Carpal tunnel surgery
What is carpal tunnel syndrome?
Carpal tunnel syndrome is compression of the median nerve. This nerve passes through your wrist and into the palm of your hand where it branches out to provide sensitivity to the palmar surface of the first 3 fingers and part of the 4th. It also ensures the motor innervation of certain muscles of the thumb. The carpal tunnel remains a closed and inextensible channel; this is why the Median nerve is exposed to different causes of compression (bone narrowing of the canal, synovitis, vascular malformations, increased intracarpal pressure).
This carpal tunnel syndrome is very common in the general population, particularly during pregnancy and in women from the age of 50. It is also found to be more frequently affected in manual workers.
Compression of the median nerve results in tingling, numbness, and sometimes pain in the thumb, index, and middle fingers. In principle, these sensitivity disorders only affect the fingers. The pain concerns the fingers but can extend to the whole hand and even go up the arm to the shoulder.
These painful phenomena and tingling usually occur at night. They cause awakenings and the symptomatology decreases when shaking the hand. The involvement can be bilateral.
The diagnosis is made by electromyogram (EMG). It detects very precisely the compression, its level, its severity and therefore its prognosis.
Why an operation?
Infiltration can sometimes be performed as a first-line treatment in the event of moderate damage, but if the damage is pronounced, it is better to resort to surgery as soon as possible because the recurrence of the symptoms will be inevitable.
The intervention consists of a release of the median nerve which suffers and weakens by compression. Only this surgical release is likely to allow the return to normal with a disappearance of pain and tingling. Of course, the more the nerve has suffered and the longer the compression, the less the chances of complete recovery without sequelae.
The intervention must therefore be done quickly in the event of fixed symptoms to avoid axonal degeneration and severe muscle damage.
Process of the intervention
The intervention is done under endoscopy, with local anesthesia and in outpatient surgery.
It consists, by a mini-approach located in the palmar flexion crease, in sectioning under endoscopic control the flexor retinaculum to release the compressed median nerve
The procedure lasts an average of 10 minutes.
It offers the advantages of the endoscopic technique:
Small and invisible incision because located in the flexion crease.
Less painful post-operative phenomena.
Faster mobility recovery.
Best end result on strength recovery.
They are generally simple even if sometimes some sensory disturbances persist which will gradually disappear. Exit is authorized the same day of the intervention.
Gentle and progressive finger and wrist mobilization can be immediately achieved.
Bandages are to be done at home every 2 days by a nurse.

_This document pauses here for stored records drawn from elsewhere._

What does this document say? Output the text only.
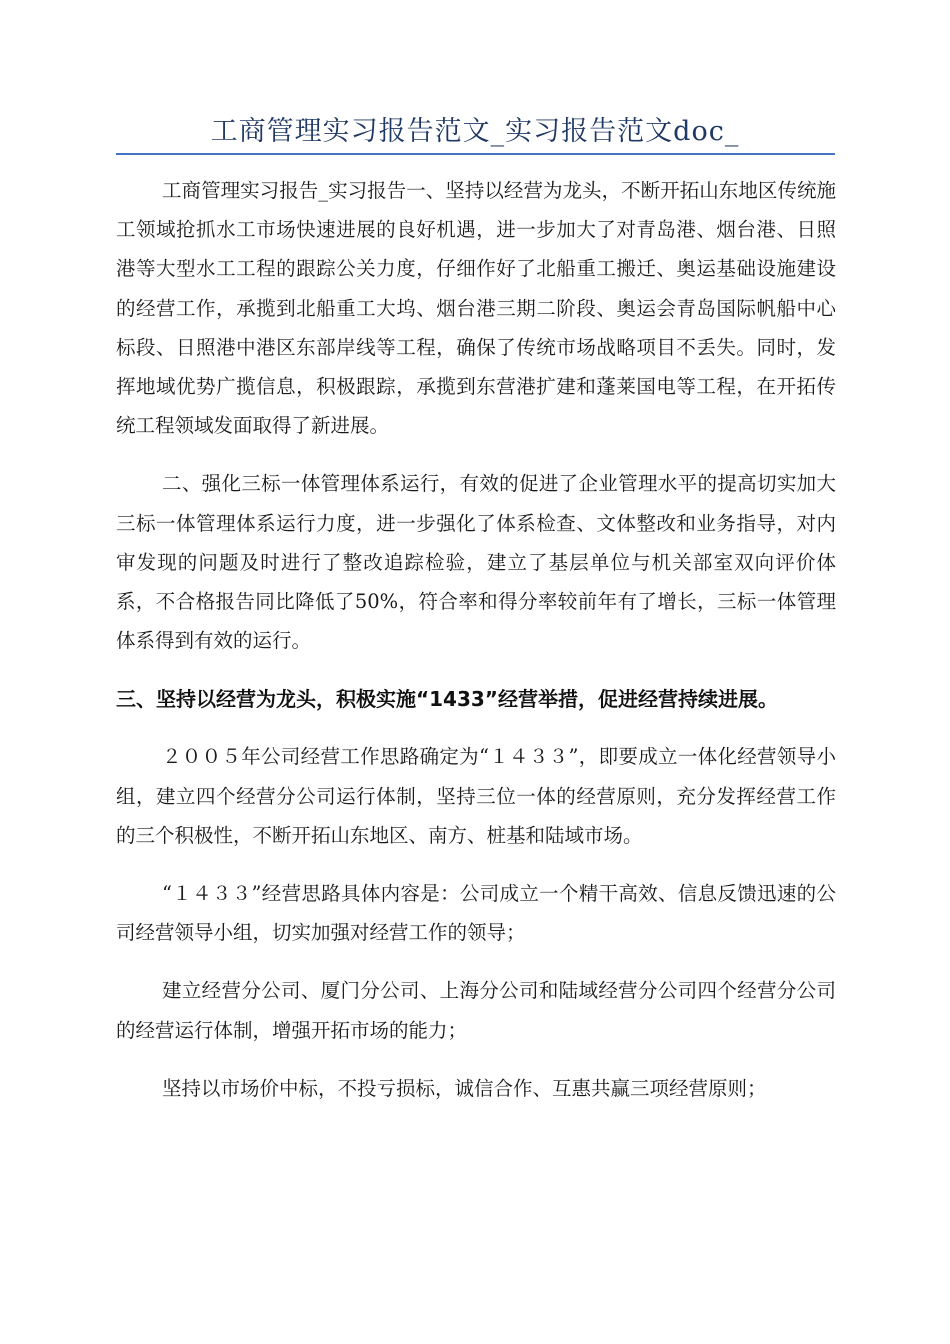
工商管理实习报告范文_实习报告范文doc_

工商管理实习报告_实习报告一、坚持以经营为龙头，不断开拓山东地区传统施工领域抢抓水工市场快速进展的良好机遇，进一步加大了对青岛港、烟台港、日照港等大型水工工程的跟踪公关力度，仔细作好了北船重工搬迁、奥运基础设施建设的经营工作，承揽到北船重工大坞、烟台港三期二阶段、奥运会青岛国际帆船中心标段、日照港中港区东部岸线等工程，确保了传统市场战略项目不丢失。同时，发挥地域优势广揽信息，积极跟踪，承揽到东营港扩建和蓬莱国电等工程，在开拓传统工程领域发面取得了新进展。

二、强化三标一体管理体系运行，有效的促进了企业管理水平的提高切实加大三标一体管理体系运行力度，进一步强化了体系检查、文体整改和业务指导，对内审发现的问题及时进行了整改追踪检验，建立了基层单位与机关部室双向评价体系，不合格报告同比降低了50%，符合率和得分率较前年有了增长，三标一体管理体系得到有效的运行。

三、坚持以经营为龙头，积极实施“1433”经营举措，促进经营持续进展。

２００５年公司经营工作思路确定为“１４３３”，即要成立一体化经营领导小组，建立四个经营分公司运行体制，坚持三位一体的经营原则，充分发挥经营工作的三个积极性，不断开拓山东地区、南方、桩基和陆域市场。

“１４３３”经营思路具体内容是：公司成立一个精干高效、信息反馈迅速的公司经营领导小组，切实加强对经营工作的领导；

建立经营分公司、厦门分公司、上海分公司和陆域经营分公司四个经营分公司的经营运行体制，增强开拓市场的能力；

坚持以市场价中标，不投亏损标，诚信合作、互惠共赢三项经营原则；
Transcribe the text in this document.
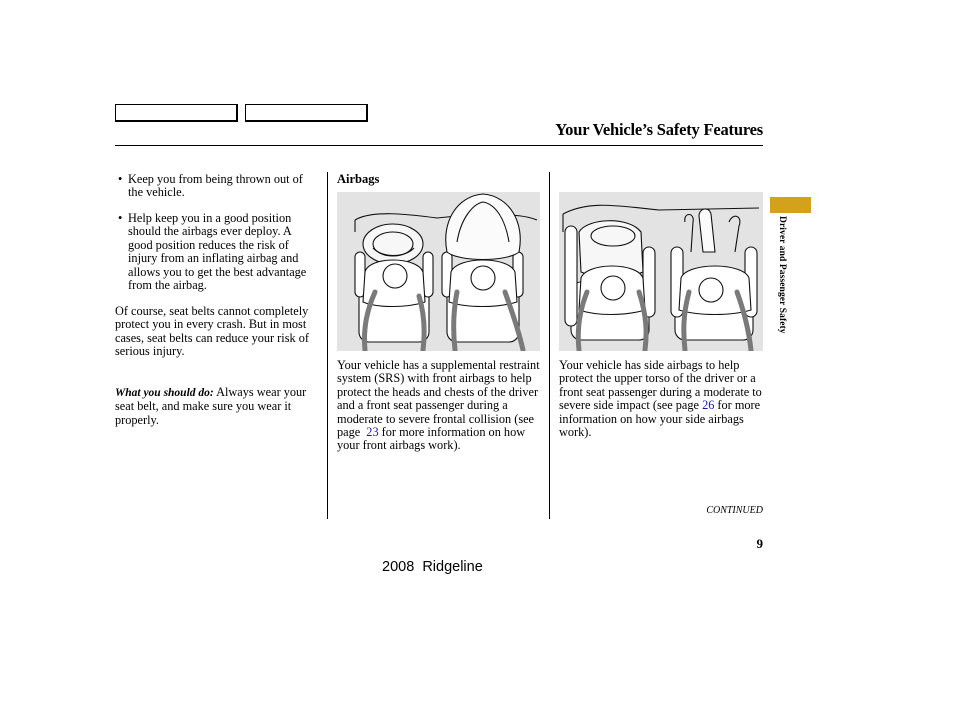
Your Vehicle’s Safety Features
• Keep you from being thrown out of the vehicle.
• Help keep you in a good position should the airbags ever deploy. A good position reduces the risk of injury from an inflating airbag and allows you to get the best advantage from the airbag.
Of course, seat belts cannot completely protect you in every crash. But in most cases, seat belts can reduce your risk of serious injury.
What you should do: Always wear your seat belt, and make sure you wear it properly.
Airbags
Your vehicle has a supplemental restraint system (SRS) with front airbags to help protect the heads and chests of the driver and a front seat passenger during a moderate to severe frontal collision (see page 23 for more information on how your front airbags work).
Your vehicle has side airbags to help protect the upper torso of the driver or a front seat passenger during a moderate to severe side impact (see page 26 for more information on how your side airbags work).
Driver and Passenger Safety
CONTINUED
9
2008  Ridgeline
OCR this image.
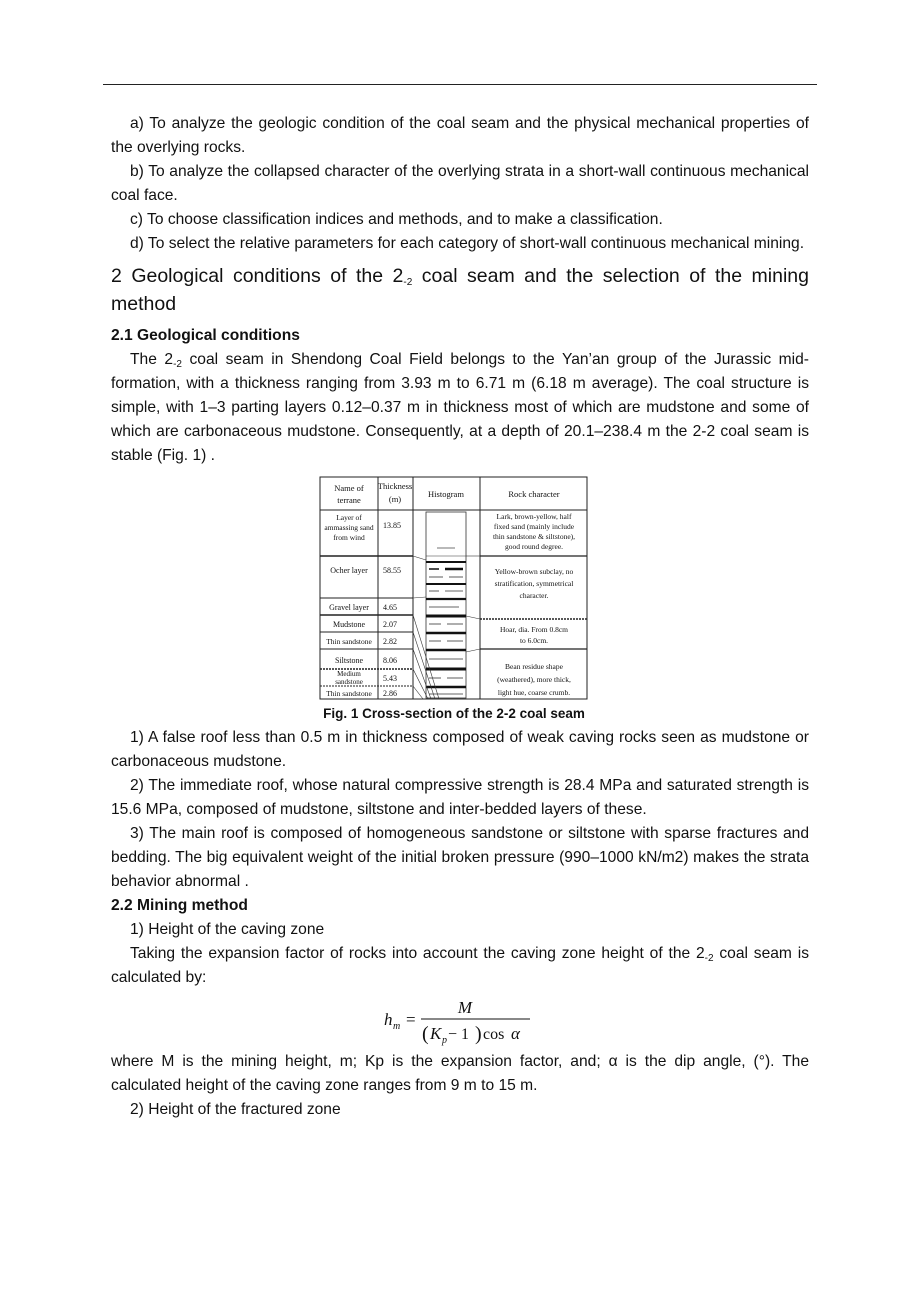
a) To analyze the geologic condition of the coal seam and the physical mechanical properties of the overlying rocks.

b) To analyze the collapsed character of the overlying strata in a short-wall continuous mechanical coal face.

c) To choose classification indices and methods, and to make a classification.

d) To select the relative parameters for each category of short-wall continuous mechanical mining.

2 Geological conditions of the $2_{-2}$ coal seam and the selection of the mining method
2.1 Geological conditions

The $2_{-2}$ coal seam in Shendong Coal Field belongs to the Yan’an group of the Jurassic mid-formation, with a thickness ranging from 3.93 m to 6.71 m (6.18 m average). The coal structure is simple, with 1–3 parting layers 0.12–0.37 m in thickness most of which are mudstone and some of which are carbonaceous mudstone. Consequently, at a depth of 20.1–238.4 m the 2-2 coal seam is stable (Fig. 1) .

Name of
terrane
Thickness
(m)	Histogram	Rock character
Layer of
ammassing sand
from wind
Ocher layer
Gravel layer
Mudstone
Thin sandstone
Siltstone
Medium
sandstone
Thin sandstone
13.85
58.55
4.65
2.07
2.82
8.06
5.43
2.86
Lark, brown-yellow, half
fixed sand (mainly include
thin sandstone & siltstone),
good round degree.
Yellow-brown subclay, no
stratification, symmetrical
character.
Hoar, dia. From 0.8cm
to 6.0cm.
Bean residue shape
(weathered), more thick,
light hue, coarse crumb.
Fig. 1 Cross-section of the 2-2 coal seam

1) A false roof less than 0.5 m in thickness composed of weak caving rocks seen as mudstone or carbonaceous mudstone.

2) The immediate roof, whose natural compressive strength is 28.4 MPa and saturated strength is 15.6 MPa, composed of mudstone, siltstone and inter-bedded layers of these.

3) The main roof is composed of homogeneous sandstone or siltstone with sparse fractures and bedding. The big equivalent weight of the initial broken pressure (990–1000 kN/m2) makes the strata behavior abnormal .

2.2 Mining method

1) Height of the caving zone

Taking the expansion factor of rocks into account the caving zone height of the $2_{-2}$ coal seam is calculated by:

h m =
M
( K p − 1 ) cos α

where M is the mining height, m; Kp is the expansion factor, and; α is the dip angle, (°). The calculated height of the caving zone ranges from 9 m to 15 m.

2) Height of the fractured zone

The prescribed analgesic and anti-inflammatory treatment must be taken systematically.
The risks and complications
A hematoma can occur immediately following the operation. If it presents a compressive nature for the median nerve, surgical evacuation would be desirable.
An infection remains exceptional; it generally remains localized to the approach and requires local care.
A partial or total lesion of the Median nerve can occur during the intervention and secondarily require a nerve suture. Fortunately, this complication remains quite rare.
Finally, it is more common to encounter some small persistent sensory disturbances after surgical release. They are correlated with the preoperative damage to the median nerve. Recovery usually takes several months.
The risks listed above do not constitute a completely exhaustive list. Your surgeon will give you all the necessary additional explanations and will be at your disposal to discuss each particular case with you.
The expected results
The pain disappears instantly as well as the majority of tingling. However, if the nerve has remained compressed for too long, the tingling may last very mildly for several months.
Professional activities can be after 3 weeks in the event of minimal stress on your hand. It takes 5 to 6 weeks in case of intensive manual work.
Recovery is complete in almost all cases since this surgery is credited with 97% of good and very good results.